London’s status as a pre-eminent world city is in danger of weakening as other nations develop Aerotropolises and embrace the notion of ‘survival of the fastest’.
That is according to John Kasarda, Director for Air Commerce at the University of North Carolina, speaking to a packed audience at NLA this morning. Kasarda, an authority in the concept of the Aerotropolis – where airports are at the centre of commercial, residential, retail and industrial development, said that the foundations of the traditional hierarchy of the main world cities – New York, London and Tokyo, are being weakened. This is mainly through failures to improve their infrastructure, with London facing tough decisions over its aviation policy. On the one hand, said Kasarda, fresh from a meeting with London mayor Boris Johnson to discuss the issue on Thursday, a green-field solution would be ideal, but the millions of pounds of investment that has gone into airport provision to the west of the capital must not be forgotten.
‘The Aerotropolis is the physical manifestation of bringing the local and the global together’, said Kasarda, stressing that the modern city is shifting to enhancing metropolitan competitiveness, based on economic efficiency, aesthetics and sustainability - both social and economic.

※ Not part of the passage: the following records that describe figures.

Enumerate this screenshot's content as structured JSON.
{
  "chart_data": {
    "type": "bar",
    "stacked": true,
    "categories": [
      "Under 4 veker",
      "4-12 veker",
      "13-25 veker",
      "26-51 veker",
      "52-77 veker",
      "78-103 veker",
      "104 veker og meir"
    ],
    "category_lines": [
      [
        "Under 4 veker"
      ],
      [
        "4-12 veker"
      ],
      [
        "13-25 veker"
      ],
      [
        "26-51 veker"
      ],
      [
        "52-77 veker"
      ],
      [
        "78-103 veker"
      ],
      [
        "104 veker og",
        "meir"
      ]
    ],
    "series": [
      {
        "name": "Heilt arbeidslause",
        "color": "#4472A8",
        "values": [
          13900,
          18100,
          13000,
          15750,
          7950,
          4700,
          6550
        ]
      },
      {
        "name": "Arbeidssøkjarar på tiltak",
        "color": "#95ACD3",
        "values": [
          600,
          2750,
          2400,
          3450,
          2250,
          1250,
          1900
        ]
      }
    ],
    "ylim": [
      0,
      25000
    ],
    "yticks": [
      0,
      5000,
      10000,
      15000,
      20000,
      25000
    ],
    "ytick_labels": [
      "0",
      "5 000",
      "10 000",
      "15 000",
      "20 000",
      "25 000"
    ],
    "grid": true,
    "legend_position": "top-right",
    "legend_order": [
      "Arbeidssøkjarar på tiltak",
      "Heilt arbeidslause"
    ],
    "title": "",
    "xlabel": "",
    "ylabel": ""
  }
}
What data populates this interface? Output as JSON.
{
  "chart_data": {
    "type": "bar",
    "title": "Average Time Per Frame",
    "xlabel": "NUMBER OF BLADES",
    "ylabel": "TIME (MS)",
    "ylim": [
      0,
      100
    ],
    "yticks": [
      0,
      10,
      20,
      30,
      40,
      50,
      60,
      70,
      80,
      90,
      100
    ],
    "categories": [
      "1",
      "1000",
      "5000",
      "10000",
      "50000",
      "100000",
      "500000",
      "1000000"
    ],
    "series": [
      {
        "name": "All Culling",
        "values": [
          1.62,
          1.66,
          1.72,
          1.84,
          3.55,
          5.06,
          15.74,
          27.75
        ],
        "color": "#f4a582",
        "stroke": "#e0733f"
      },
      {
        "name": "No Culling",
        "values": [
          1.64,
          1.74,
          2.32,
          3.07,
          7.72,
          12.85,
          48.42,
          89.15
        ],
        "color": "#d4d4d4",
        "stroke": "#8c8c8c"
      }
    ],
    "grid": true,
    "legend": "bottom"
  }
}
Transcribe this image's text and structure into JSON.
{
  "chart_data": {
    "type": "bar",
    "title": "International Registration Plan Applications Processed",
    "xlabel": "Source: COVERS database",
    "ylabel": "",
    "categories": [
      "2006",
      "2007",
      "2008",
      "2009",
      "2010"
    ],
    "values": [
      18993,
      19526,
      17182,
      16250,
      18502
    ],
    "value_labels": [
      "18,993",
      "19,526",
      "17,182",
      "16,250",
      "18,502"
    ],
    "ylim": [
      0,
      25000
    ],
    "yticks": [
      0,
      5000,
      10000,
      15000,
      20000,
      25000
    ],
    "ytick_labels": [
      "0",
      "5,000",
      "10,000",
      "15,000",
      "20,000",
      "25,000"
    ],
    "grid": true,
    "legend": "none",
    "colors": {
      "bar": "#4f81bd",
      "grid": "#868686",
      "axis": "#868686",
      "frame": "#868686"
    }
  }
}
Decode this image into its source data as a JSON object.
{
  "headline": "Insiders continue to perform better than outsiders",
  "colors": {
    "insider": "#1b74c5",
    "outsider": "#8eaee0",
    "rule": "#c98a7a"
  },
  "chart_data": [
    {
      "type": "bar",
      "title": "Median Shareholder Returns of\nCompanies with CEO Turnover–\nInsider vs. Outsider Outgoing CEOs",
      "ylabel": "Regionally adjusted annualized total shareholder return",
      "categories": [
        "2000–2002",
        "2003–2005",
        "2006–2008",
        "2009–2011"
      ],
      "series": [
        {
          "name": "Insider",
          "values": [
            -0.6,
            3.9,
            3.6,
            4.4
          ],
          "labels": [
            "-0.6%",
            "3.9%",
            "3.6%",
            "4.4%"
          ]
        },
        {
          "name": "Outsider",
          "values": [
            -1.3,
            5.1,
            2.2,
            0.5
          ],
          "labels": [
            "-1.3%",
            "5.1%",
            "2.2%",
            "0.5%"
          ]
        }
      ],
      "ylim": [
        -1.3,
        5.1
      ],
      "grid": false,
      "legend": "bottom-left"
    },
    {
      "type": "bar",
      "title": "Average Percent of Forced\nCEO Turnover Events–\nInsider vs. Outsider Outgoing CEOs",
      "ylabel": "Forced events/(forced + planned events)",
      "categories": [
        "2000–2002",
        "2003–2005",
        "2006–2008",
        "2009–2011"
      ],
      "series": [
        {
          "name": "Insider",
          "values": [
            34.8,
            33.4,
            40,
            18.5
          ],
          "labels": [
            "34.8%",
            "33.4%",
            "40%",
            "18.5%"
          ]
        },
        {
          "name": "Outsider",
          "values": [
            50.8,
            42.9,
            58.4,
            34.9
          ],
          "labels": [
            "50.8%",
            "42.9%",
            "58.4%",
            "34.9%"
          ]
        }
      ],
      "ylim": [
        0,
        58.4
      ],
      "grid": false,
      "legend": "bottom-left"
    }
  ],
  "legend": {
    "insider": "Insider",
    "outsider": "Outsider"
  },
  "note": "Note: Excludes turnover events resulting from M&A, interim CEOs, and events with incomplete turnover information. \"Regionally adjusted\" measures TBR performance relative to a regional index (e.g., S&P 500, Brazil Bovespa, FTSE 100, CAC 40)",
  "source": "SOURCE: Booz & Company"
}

In the modern world, he went on, companies do not compete against other companies, their suppliers compete against their rivals’ suppliers, with items such as the iPhone 5 being a global operation in terms of manufacture and assembly.
The so-called ‘fifth wave’ of development we are now living in – preceded by first seaport-based development, then by river and canal-based development, the railroads and then the highways – is a 21st century city developed around airports. And the basic drivers of the wave are large jet aircraft, globalisation, speed, agility, connectivity, perishability and tourism. ‘Today is not the big eating the small, it’s the fast eating the slow’, said Kasarda. ‘It’s the survival of the fastest. You have to be agile and flexible.’
Other airports around the world are embracing the notion of the Aerotropolis, such as New Songdo City in Korea, ‘an instant city’ of the kind China needs 500 of, said Kasarda, while new concepts include airports adopting the civic plaza or central square, as at Indianapolis. Increasingly, too, businesses are drawn to relocate their headquarters near to airports, such as KPMG, six minutes’ walk away from check-in at Frankfurt, and hotels at airports are changing to become business hubs first, places to stay second. The ‘granddaddy’ airport city of them al is Schiphol, with its multimodal urban core, while Washington Dulles has seen the creation of a million new jobs in its environs since 1985.
For London, said Kasarda, international tourism and business travel will be key. ‘Connectibility is crucial for maintaining world city status’, he said, pointing to the $250bn that China is investing in new airports in the next five years, and $100bn the Middle East is spending. This is a ‘wake-up call’ - they view such infrastructure as assets, while Europe tends to look on airports as nuisances, he added. ‘It hasn’t hit yet the neglect of your aviation and surface infrastructure…I think London will no longer be the global city that it is. You need the connectivity and the 21st century airports that meet 21st century global realities. You can’t stop globalisation. It will just march forward. Rather than fighting it, the Aerotropolis leverages it.’